Aquella decisión obligó a redibujar los trayectos hacia el este con desvíos de hasta cuatro horas adicionales y mayores costes de combustible y tripulación.
A ese escenario se suma la inestabilidad en el Medio Oriente. La ruta meridional, que atraviesa Egipto, Arabia Saudita y los países del Golfo antes de dirigirse al océano Índico, fue desaconsejada por la Agencia Europea de Seguridad Aérea.
Dicha recomendación apareció ante el riesgo de que la escalada entre Estados Unidos, Israel e Irán pueda poner en peligro vuelos civiles. En la zona también impactan los ataques de los rebeldes hutíes desde Yemen, lo que incrementa la cautela de las compañías.
Asimismo, el corredor central, que cruza Turquía e Iraq rumbo al Golfo Pérsico, tampoco ofrece garantías.

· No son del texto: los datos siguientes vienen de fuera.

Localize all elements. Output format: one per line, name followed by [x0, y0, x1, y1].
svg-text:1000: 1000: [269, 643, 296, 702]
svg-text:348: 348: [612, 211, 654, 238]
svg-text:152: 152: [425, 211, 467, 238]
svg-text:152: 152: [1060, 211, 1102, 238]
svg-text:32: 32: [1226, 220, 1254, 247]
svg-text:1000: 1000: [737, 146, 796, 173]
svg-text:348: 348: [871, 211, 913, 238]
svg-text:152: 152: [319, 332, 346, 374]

Esta vía, utilizada con frecuencia por aerolíneas de la región como Emirates y Qatar Airways, discurre entre Irán y la península Arábiga, un punto considerado especialmente expuesto en caso de enfrentamiento directo, cuando el riesgo de un incidente en ese espacio lleva a limitar su uso.
Con ese panorama, el corredor septentrional se convirtió en la principal alternativa para las compañías europeas.
El itinerario bordea Anatolia, el Cáucaso y el mar Caspio antes de internarse en Asia Central y el sur del continente. Sin embargo, implica sobrevolar Afganistán y depende de la estabilidad en la frontera con Pakistán, donde en los últimos días se registraron ataques transfronterizos.
En este momento no hay un corredor tranquilo entre Europa y Asia, explican responsables de operaciones de aerolíneas europeas. La alternativa más segura ahora mismo es rodear el planeta por Groenlandia, Canadá y Alaska, pero alargaría de forma considerable los trayectos y elevaría los costes.